Combining disdrometer, microscopic photography, and cloud radar to study distributions of hydrometeor types, size and fall velocity

Abstract

Addressing solid precipitation poses additional challenges compared to warm rain due to complex hydrometeor shapes involved, including the dependence of fall velocity on hydrometeor sizes, hydrometeor size distributions, and hydrometeor classification. This study is an extension of our previous work (Niu et al. 2010) to address these challenges by combining measurements from a PARSIVEL disdrometer, microscope photography, and millimeter wavelength cloud radar. The combined measurements are analyzed to classify the precipitation hydrometeor types, examine the dependence of fall velocity on hydrometeor sizes for different hydrometeor types, and determine the best distributions to describe the hydrometeor size distributions of different hydrometeor types.
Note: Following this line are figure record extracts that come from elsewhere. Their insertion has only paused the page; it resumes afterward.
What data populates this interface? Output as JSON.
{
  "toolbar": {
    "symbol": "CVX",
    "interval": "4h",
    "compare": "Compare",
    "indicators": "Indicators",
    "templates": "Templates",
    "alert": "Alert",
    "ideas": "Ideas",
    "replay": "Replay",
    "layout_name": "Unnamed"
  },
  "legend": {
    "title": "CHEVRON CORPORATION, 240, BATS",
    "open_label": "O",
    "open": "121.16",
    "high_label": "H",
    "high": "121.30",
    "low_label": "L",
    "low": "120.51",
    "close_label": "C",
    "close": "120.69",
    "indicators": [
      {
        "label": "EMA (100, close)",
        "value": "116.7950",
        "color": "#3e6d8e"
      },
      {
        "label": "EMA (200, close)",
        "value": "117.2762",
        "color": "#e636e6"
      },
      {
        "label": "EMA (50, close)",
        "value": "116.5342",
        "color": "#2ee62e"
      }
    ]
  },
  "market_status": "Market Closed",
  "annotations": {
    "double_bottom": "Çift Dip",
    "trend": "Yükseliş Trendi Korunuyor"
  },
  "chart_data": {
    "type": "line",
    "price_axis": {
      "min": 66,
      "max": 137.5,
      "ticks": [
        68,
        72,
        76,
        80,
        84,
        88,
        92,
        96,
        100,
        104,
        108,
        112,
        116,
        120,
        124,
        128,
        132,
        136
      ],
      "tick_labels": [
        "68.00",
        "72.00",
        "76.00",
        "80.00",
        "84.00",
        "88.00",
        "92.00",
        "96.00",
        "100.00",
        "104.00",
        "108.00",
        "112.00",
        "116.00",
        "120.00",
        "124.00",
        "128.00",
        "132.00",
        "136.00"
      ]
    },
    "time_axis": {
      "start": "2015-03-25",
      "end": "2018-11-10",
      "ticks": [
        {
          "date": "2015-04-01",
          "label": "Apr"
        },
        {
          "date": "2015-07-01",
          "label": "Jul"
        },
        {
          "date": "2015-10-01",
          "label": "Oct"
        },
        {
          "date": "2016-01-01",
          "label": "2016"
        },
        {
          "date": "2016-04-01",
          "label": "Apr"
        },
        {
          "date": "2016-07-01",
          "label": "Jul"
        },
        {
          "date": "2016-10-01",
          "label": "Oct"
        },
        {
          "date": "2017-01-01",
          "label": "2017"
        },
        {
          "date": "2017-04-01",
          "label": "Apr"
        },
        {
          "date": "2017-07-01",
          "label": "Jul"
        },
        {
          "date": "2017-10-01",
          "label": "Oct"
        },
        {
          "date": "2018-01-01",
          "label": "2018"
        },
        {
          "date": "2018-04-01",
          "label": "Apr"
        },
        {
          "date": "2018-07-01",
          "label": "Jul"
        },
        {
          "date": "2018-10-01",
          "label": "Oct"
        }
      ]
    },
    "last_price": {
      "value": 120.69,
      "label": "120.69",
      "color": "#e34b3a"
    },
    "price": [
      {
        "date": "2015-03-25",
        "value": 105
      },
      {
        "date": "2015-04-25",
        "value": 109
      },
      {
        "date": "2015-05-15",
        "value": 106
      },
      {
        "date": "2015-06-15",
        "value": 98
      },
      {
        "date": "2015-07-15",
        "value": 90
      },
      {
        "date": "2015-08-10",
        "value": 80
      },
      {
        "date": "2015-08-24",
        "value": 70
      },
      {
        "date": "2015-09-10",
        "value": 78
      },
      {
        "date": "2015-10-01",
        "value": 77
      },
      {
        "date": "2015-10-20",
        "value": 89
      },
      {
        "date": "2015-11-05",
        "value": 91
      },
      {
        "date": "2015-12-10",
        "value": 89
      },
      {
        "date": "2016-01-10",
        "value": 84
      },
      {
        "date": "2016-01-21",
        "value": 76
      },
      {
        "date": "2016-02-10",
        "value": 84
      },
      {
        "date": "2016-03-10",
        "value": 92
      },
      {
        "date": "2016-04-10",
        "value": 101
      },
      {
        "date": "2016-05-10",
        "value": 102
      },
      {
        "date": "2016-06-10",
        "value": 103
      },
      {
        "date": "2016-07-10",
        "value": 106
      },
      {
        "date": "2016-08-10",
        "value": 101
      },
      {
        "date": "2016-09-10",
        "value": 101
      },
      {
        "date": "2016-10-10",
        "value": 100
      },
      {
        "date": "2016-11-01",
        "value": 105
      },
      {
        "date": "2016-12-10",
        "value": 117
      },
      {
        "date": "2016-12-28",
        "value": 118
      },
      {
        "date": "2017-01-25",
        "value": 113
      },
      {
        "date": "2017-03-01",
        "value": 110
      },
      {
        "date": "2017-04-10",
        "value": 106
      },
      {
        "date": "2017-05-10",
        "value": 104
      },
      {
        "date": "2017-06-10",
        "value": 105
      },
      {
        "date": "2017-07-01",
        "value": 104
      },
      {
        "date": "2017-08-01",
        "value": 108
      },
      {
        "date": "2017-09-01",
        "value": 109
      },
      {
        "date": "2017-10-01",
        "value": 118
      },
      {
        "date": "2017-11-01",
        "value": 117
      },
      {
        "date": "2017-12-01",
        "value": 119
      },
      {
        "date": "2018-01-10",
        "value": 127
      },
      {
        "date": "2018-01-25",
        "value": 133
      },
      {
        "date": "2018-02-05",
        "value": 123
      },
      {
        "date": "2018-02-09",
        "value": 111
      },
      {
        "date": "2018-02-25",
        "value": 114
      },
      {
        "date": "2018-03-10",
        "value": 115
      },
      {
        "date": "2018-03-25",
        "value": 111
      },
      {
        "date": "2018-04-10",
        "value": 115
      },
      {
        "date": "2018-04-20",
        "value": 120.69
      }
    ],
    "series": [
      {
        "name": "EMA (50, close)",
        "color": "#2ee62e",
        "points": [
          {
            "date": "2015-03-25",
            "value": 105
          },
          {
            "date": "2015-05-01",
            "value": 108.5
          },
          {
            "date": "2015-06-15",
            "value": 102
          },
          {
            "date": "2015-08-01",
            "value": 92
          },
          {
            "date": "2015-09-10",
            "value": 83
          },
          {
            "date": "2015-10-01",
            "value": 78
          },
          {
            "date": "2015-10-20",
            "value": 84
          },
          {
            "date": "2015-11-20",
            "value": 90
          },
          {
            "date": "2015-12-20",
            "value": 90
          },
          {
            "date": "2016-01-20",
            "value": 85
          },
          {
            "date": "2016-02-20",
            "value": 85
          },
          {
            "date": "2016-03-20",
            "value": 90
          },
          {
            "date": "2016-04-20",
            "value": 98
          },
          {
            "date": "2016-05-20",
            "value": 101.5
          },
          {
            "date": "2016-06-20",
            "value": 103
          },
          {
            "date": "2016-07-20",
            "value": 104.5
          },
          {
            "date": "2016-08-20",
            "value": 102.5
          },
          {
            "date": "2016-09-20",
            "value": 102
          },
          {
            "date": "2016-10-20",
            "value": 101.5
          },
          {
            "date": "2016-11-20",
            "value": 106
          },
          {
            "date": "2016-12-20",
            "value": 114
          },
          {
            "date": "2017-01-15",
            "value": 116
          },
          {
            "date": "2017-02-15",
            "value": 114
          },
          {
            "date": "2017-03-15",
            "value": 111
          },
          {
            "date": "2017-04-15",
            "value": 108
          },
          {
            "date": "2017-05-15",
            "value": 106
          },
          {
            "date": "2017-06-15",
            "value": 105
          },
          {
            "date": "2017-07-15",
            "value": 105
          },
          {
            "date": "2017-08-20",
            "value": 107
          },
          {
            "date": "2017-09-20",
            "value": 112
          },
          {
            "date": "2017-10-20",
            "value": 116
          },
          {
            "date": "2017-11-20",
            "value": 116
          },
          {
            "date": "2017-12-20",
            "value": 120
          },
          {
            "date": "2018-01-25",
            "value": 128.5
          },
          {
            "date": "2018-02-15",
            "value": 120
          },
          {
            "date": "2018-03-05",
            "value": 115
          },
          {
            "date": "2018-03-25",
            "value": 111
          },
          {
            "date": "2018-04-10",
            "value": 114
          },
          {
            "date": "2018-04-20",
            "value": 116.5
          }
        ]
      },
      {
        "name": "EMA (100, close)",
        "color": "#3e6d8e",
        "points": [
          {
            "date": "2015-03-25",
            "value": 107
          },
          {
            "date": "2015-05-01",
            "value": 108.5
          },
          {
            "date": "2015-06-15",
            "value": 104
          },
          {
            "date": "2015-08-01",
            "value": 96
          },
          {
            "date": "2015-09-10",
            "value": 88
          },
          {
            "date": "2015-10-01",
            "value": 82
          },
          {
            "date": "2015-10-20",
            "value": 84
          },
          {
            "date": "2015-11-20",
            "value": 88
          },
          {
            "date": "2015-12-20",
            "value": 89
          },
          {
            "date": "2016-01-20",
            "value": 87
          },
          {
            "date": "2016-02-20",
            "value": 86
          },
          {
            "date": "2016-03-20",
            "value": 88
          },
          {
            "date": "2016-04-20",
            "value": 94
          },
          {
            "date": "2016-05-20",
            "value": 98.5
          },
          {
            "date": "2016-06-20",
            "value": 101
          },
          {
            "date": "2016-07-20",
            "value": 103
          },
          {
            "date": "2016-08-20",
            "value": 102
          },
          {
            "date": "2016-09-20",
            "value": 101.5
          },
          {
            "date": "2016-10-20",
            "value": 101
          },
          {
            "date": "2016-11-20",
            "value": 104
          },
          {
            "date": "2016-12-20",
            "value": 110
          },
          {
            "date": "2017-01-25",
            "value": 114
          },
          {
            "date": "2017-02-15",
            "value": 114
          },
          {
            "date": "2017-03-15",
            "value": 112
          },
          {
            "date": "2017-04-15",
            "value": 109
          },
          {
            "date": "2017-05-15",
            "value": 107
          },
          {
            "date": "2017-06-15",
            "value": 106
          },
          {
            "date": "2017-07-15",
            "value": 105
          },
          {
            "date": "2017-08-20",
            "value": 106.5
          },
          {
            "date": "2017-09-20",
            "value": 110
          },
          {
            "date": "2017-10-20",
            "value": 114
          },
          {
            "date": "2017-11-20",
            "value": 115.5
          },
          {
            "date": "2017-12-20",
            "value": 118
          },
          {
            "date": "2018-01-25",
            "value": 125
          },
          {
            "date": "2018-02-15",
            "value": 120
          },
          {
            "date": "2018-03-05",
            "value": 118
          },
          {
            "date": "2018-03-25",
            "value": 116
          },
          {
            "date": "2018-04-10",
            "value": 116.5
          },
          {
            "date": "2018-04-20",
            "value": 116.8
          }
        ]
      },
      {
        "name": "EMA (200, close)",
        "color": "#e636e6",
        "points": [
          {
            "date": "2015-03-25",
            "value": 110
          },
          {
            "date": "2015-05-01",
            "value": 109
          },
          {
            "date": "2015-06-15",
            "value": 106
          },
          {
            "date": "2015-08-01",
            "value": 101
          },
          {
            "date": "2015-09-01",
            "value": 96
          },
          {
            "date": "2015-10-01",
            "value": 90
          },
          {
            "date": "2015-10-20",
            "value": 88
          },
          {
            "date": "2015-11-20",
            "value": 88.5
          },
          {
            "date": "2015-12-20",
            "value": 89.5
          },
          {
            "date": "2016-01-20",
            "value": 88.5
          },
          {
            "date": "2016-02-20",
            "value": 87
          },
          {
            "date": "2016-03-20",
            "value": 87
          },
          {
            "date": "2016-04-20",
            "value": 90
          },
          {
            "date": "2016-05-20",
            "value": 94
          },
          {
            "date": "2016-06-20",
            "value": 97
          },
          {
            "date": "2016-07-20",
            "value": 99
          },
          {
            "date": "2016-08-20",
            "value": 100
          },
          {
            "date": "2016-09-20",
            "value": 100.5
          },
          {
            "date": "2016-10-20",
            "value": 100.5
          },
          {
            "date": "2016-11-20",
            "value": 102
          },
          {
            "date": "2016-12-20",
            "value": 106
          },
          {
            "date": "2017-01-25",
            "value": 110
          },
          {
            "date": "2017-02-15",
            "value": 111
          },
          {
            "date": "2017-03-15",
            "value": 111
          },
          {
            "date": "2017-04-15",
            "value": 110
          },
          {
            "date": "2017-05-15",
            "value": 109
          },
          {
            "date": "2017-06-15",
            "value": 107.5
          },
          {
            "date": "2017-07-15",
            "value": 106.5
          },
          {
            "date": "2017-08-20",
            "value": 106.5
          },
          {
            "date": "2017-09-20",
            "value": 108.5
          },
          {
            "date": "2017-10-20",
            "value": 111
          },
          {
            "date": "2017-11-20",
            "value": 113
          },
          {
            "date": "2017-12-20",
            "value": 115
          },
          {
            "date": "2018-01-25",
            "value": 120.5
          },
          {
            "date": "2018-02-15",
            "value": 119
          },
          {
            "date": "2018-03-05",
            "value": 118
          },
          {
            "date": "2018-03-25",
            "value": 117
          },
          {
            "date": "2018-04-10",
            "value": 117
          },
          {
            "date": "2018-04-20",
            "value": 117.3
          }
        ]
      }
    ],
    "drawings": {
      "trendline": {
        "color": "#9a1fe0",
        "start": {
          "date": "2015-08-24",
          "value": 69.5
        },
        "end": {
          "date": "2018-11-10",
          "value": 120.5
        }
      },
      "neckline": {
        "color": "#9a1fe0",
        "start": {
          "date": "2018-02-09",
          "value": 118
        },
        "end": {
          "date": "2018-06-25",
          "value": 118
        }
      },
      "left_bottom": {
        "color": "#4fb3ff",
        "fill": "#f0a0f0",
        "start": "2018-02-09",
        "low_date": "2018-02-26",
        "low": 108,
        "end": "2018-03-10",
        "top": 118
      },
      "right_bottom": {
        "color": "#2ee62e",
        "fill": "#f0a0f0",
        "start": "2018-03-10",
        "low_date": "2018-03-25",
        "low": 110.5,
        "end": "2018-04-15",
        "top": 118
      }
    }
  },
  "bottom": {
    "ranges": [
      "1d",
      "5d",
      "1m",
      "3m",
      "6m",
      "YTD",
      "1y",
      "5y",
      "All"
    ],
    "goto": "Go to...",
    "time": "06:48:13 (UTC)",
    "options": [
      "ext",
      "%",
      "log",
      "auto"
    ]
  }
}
The results show: (1) Hydrometeors can be classified to four main types of raindrop, graupel, snowflake and mixed-phase according to the dependence of terminal velocity on sizes, corresponding microscope photos and cloud radar observations; (2) There are significant scatters in fall velocity for a given hydrometer size velocities, and the fall velocity spread for the solid hydrometeors appear wider than that for raindrops across hydrometeor sizes, with that for the mixed-phase precipitation being largest, suggesting that the effects of hydrometeor shape on hydrometeor fall velocities; (3) Hydrometeor size distributions for the four types can all be well described by the Gamma or Weibull distribution; Weibull (Gamma) distribution performs better when skewness is less (larger) than 2.